Who is Evan?

Evan Whitehead has been in the field of education for more than 20 years spanning three decades and is currently the director of special services for a PK–8 school district in Illinois. In his current role, Evan oversees all federal programs (special education, McKinney-Vento, English learners, and Title I); early childhood education; multi-tiered system of support (MTSS); social emotional learning, family and community engagement; health services; continuous improvement; and equity, diversity, and cultural competency.

Evan started his career in education as a crisis and behavior interventionist at a therapeutic day school in the northwest suburbs of Chicago, Illinois. Over the course of his career, he has held the following positions: special education paraprofessional, special education high school teacher, Latino parent outreach coordinator, dean of student discipline, community outreach coordinator, director of special services, director of bilingual education and English learners, Title I director, and assistant superintendent of special services.

Evan also worked as a district liaison with the Illinois State Board of Education’s Illinois Statewide System of Support. In this role Evan was charged with leading district assistance teams in implementing supports for districts in order to build district capacity in schools and help reduce the largest within-school gaps in achievement and largest within-school gaps in graduation rates at the high school level.

Evan’s Credentials

Degrees

  • Master of Arts in Educational Leadership and Administration, North Central College
  • Bachelor of Arts in Special Education with a concentration in bilingual-bicultural special education and English as a second language, Northeastern Illinois University

Work History

  • Assistant Superintendent of Special Services
  • District/School Improvement Specialist
  • Title I Director
  • Director of Bilingual Education
  • Community Outreach Coordinator
  • Dean of Student Discipline
  • Special Education Teacher
  • Latino Parent Outreach Coordinator
  • PBIS Internal and External Coach
  • Crisis Interventionist
  • Diversity Recruiting, Hiring, and Retention Chair
  • Executive Director of Educational Services

Listing of publications and presentations

Alabama Association of Elementary School Administrators (AAESA) Fall Instructional Leadership Conference, November 19, 2019, Orange Beach, Alabama

General Session: “Emotional Poverty in All Demographics: How to Reduce Anger, Anxiety, and Violence in the Classroom”
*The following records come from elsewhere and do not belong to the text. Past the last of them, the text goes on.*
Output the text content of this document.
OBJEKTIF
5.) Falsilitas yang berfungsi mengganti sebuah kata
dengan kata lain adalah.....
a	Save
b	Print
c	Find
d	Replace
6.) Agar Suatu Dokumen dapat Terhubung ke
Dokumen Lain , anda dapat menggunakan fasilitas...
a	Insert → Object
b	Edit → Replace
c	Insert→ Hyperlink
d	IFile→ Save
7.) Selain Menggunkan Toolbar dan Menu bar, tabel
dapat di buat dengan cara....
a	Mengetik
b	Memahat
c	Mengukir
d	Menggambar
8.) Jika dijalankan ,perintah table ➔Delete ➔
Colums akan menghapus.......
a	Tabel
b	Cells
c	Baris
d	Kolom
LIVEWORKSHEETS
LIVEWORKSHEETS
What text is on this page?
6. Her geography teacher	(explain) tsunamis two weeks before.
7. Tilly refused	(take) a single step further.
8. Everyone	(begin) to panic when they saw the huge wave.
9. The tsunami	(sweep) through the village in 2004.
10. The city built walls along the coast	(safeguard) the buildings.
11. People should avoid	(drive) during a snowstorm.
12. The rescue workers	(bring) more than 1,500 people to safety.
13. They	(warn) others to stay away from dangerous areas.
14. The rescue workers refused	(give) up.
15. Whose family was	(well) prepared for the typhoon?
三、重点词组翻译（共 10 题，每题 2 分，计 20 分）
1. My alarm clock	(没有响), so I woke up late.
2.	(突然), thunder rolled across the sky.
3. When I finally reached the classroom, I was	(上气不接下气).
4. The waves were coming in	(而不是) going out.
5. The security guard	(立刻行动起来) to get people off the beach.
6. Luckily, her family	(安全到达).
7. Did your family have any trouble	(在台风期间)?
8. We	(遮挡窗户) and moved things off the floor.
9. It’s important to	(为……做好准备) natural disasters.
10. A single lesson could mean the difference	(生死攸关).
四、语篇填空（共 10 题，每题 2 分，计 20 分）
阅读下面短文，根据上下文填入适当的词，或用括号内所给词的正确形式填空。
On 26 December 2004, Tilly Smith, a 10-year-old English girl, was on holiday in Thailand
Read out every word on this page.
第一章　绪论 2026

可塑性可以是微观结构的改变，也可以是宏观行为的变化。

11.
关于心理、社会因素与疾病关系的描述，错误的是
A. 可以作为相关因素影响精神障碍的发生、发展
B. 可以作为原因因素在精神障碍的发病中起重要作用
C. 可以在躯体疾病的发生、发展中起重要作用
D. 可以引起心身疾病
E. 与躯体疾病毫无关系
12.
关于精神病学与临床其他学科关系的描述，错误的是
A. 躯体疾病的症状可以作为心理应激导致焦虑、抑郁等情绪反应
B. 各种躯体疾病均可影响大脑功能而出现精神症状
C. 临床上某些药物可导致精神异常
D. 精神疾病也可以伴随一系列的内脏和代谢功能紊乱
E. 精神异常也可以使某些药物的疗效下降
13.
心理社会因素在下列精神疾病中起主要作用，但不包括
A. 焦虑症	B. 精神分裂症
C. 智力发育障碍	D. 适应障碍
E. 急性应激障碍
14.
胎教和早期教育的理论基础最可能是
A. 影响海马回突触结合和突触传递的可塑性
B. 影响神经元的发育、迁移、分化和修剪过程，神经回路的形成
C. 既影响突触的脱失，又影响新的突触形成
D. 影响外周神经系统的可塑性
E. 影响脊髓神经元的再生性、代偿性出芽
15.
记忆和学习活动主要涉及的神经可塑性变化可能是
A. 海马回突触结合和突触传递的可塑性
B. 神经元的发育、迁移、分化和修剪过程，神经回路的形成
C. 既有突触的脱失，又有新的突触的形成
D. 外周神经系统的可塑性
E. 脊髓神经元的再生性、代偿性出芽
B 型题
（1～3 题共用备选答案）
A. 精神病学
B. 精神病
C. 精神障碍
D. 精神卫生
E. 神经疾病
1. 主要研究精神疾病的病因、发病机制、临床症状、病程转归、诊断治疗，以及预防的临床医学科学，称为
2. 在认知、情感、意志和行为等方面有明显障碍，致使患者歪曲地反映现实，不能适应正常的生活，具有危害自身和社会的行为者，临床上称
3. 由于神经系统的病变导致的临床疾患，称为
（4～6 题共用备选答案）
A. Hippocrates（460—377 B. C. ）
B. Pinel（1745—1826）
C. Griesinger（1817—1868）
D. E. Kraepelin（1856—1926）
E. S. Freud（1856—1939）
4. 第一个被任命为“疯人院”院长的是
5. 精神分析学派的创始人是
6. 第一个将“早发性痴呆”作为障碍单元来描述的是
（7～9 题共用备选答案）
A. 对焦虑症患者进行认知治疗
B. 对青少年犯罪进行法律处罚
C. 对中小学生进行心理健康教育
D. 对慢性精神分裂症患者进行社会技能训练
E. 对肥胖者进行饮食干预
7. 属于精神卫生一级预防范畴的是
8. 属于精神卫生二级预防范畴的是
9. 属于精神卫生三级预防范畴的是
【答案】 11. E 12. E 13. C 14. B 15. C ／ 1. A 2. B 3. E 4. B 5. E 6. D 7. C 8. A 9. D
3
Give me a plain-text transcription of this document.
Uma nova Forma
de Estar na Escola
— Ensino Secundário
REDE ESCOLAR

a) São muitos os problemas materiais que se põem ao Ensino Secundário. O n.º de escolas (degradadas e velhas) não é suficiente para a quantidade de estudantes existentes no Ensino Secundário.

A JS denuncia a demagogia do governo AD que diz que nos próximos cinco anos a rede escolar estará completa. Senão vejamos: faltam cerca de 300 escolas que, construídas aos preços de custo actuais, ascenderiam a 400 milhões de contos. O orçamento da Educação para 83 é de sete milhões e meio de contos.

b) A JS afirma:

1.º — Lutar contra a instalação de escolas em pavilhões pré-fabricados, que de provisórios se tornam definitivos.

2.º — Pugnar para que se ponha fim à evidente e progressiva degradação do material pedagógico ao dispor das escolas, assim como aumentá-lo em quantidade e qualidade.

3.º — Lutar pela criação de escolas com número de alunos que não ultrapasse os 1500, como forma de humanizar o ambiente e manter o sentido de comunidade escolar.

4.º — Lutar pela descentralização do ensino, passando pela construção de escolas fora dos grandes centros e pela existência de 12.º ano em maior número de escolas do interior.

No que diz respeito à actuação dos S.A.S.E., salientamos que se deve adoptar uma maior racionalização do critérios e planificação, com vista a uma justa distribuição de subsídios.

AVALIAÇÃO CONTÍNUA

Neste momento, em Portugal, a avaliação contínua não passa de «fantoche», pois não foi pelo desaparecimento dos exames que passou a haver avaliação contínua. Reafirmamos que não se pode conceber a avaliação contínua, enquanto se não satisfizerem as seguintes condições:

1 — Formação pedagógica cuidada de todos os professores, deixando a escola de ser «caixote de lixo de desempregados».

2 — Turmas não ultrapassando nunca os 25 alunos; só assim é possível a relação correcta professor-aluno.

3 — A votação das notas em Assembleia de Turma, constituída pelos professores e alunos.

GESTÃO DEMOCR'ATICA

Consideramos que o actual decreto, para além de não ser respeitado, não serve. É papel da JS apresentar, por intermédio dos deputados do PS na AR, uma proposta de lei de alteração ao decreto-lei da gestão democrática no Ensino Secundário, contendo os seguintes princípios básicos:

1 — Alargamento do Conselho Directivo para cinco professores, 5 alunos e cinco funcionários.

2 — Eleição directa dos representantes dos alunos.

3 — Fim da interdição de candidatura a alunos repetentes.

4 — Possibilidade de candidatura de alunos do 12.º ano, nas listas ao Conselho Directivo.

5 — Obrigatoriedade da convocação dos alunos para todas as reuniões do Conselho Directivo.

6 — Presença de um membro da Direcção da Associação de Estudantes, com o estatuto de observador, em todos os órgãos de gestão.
Joint Annual Conference IASB-IASA-IASBO, November 23, 2019, Chicago, Illinois

“Need and Numbers: Board Policies for Equity and Accountability”

Illinois Statewide ESSA Conference, February 2019, Chicago, Illinois

“Deconstruction and Reconstruction of Our MTSS Framework: It Begins with a Sound Tier 1”

Illinois No Child Left Behind Conference, February 2014, Chicago, Illinois

“Turnaround Principles” and “Illinois Center for School Improvement: Who We Are and What We’re Doing”

AdvancED Illinois Fall Conference, September 2014, Champaign-Urbana, Illinois

“Leadership Through the Turnaround Principles and AdvancED Standards”

Coauthor, “Implementation Continuum for District Turnaround and Transformation, a Guide,” Illinois Center for School Improvement, American Institutes for Research (AIR), April 2014

 Federal/State Committees

  • Illinois State Board of Education ESEA Consolidated Committee of Practitioners (CCOP), Four-Year Term.

Evan’s aha! Moment

I first became familiar with Ruby Payne’s work when I attended an A Framework for Understanding Poverty training session approximately 10 years ago as a school administrator. Although I was not currently living in poverty, the themes within the book and training resonated with me as I reflected on my childhood experiences. Fast-forward: Ruby presented Framework training for the teacher institute at the beginning of the school year. During her presentation, Ruby also discussed her then-upcoming book and training Emotional Poverty in All Demographics. After reading Emotional Poverty, as with A Framework for Understanding Poverty, themes within the book resonated with me personally in terms of my own personal experiences, as well as the experiences of families, students, and staff I have served over my career. Given the personal and professional alignment between my life experiences and themes within the book, being a consultant with aha! Process affords me the opportunity to deliver training that is personalized and connects with my audience.

Evan’s passions

Evan’s passions include educator self-care and wellness; district/school culture and climate; special education; social emotional learning; multi-tiered system of supports (MTSS); family and community engagement; federal programs; equity, diversity, and cultural competency; and mental health.

Evan’s best training

My best trainings occur when I receive affirmation, feedback, and energy from the audience. That is when I know that the message and information were impactful.

What does Evan do for fun?

Evan is a husband, father, mental health advocate, and has coached youth sports for more than 15 years. He enjoys reading, spending time with his family, traveling, and attending his children’s sporting events.